09.10.2021 06:00 |

„Geschönte“ Umfragen

Gewichtiger Medienmacher mitten im Zwielicht

Der Medienmacher Wolfgang Fellner ist schon länger höchst umstritten. Zuletzt vor allem wegen seiner Geschäftsmodelle oder auch aufgrund seines Umgangs mit Damen. Jetzt ermittelt auch die Justiz gegen ihn.

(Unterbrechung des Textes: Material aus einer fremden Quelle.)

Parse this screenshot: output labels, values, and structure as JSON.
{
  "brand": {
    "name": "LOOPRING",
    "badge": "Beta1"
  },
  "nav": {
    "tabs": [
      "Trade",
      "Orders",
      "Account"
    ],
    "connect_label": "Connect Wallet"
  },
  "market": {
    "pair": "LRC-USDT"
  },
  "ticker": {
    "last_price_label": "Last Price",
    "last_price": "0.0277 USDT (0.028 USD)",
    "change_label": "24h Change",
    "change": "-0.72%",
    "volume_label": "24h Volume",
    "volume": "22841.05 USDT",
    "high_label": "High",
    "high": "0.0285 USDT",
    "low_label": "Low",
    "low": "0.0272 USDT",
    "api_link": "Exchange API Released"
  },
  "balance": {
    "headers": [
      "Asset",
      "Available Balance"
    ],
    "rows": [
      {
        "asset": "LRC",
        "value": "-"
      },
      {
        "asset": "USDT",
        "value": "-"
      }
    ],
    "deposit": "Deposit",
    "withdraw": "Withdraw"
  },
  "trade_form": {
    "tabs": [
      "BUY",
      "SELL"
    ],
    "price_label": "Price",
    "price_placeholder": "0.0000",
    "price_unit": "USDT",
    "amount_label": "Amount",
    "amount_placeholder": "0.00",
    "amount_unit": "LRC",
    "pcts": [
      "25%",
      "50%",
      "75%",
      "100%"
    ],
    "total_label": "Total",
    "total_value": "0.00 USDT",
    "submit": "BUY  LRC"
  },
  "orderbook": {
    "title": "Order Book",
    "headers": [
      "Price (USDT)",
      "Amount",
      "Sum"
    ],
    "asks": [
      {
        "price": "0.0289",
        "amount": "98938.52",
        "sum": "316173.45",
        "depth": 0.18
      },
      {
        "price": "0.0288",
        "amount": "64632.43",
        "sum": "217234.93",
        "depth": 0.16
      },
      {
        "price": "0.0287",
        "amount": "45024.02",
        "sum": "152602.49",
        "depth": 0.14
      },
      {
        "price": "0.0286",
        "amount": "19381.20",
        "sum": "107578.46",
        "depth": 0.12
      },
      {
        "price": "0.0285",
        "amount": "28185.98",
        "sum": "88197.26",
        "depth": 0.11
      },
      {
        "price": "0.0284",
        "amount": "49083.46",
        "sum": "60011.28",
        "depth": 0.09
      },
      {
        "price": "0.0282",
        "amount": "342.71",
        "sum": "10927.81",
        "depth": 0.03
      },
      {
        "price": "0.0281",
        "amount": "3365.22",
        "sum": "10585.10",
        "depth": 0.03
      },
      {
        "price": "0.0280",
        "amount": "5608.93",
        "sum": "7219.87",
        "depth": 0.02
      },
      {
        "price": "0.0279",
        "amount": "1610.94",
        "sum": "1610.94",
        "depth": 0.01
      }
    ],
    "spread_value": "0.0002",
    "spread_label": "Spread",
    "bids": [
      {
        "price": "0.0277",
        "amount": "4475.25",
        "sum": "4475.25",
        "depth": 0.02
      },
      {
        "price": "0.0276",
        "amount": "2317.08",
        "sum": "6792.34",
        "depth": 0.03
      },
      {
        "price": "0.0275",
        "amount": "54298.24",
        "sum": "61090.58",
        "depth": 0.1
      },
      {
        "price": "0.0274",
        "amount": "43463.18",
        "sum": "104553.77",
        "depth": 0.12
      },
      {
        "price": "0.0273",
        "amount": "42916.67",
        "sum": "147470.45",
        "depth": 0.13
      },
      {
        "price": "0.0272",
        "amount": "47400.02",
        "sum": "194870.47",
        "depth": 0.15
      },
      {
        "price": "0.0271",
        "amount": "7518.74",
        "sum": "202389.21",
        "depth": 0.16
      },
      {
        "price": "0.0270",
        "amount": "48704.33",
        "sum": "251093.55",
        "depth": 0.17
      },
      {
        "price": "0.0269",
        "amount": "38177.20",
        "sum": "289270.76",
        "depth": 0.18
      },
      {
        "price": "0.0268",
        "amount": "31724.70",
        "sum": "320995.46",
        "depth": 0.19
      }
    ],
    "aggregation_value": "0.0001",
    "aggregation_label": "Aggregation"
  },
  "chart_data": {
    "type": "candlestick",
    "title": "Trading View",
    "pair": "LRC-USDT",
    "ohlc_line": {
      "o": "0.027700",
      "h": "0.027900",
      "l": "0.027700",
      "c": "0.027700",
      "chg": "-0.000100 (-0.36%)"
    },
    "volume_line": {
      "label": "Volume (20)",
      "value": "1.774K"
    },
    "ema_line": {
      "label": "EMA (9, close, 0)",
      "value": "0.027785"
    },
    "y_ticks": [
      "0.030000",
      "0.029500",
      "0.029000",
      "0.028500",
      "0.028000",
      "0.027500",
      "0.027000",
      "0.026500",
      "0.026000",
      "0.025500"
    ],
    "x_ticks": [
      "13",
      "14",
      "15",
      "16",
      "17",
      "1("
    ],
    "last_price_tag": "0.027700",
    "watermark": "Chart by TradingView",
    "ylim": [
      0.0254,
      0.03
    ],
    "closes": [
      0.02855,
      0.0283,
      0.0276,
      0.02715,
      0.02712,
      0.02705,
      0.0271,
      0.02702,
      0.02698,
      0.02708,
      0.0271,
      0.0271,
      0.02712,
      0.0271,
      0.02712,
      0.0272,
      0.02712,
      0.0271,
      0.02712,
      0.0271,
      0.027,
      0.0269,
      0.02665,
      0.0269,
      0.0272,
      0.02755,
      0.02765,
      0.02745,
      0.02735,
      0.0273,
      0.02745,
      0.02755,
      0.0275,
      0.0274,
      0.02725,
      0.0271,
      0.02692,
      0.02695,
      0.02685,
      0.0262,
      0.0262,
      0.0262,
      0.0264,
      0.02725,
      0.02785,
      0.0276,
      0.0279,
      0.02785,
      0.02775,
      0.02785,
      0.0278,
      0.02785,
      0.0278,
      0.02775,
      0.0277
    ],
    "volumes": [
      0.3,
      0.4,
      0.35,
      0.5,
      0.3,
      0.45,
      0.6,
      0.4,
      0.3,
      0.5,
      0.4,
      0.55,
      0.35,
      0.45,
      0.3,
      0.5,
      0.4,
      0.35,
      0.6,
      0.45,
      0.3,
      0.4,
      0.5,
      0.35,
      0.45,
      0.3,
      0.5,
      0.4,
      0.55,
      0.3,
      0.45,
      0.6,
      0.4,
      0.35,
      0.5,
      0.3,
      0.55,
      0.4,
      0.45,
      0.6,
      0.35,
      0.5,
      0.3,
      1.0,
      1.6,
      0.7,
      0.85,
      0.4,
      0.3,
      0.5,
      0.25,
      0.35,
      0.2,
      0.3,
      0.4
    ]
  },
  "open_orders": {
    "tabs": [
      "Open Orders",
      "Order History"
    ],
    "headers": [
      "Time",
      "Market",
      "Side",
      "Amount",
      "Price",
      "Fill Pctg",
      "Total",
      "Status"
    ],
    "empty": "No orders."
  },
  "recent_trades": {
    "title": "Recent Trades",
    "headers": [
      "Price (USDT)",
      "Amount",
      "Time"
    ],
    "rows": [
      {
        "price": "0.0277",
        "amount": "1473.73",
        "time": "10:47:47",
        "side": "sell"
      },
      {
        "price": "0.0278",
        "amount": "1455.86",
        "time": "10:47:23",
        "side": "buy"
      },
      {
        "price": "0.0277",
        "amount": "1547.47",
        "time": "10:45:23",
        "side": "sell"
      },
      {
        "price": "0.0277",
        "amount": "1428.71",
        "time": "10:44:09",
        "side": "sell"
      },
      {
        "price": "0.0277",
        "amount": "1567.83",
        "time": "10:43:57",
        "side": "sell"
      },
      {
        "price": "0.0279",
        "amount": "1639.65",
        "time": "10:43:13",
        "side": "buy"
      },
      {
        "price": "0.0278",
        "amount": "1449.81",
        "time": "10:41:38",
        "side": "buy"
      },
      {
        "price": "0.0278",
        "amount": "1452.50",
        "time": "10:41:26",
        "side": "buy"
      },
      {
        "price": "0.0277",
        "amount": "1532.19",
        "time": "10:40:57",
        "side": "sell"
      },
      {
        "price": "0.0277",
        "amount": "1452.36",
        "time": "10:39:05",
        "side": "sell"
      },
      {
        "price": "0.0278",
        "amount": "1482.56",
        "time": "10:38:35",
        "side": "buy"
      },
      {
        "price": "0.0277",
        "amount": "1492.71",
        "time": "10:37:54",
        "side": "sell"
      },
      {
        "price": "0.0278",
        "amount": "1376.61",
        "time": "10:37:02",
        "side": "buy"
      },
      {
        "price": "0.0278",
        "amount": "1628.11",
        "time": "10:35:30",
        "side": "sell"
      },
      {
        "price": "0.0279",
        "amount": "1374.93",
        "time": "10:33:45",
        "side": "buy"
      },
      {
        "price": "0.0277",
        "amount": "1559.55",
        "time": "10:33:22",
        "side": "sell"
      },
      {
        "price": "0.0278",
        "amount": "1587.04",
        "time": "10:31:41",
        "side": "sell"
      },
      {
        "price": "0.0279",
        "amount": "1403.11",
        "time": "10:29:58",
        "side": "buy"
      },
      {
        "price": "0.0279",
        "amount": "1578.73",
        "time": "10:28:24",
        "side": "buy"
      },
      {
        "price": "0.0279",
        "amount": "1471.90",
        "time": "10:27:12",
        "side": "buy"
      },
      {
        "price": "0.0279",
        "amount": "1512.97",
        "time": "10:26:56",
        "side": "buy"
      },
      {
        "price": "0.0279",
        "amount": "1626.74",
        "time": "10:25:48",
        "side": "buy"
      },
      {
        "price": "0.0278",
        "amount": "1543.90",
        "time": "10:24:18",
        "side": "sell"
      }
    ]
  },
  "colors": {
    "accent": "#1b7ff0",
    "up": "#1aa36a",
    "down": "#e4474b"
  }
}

Wolfgang Fellner fliegt gerne mal nach Ibiza. So wie letzten Freitag. Auf der noblen Insel ahnte der umtriebige Medienmanager noch nicht, dass einige Tage später die Polizei vor seiner „Österreich“-Tür in Wien stehen würde. Hausdurchsuchung. Die WKStA ermittelt gegen Wolfgang und seinen Bruder wegen Untreue und Bestechlichkeit.

Die Ermittler hegen den Verdacht, Akteure aus dem türkisen Umfeld im Finanzministerium hätten 2016 Medienkooperationen mit der Fellner-Gruppe geschlossen, zum Vorteil von Sebastian Kurz.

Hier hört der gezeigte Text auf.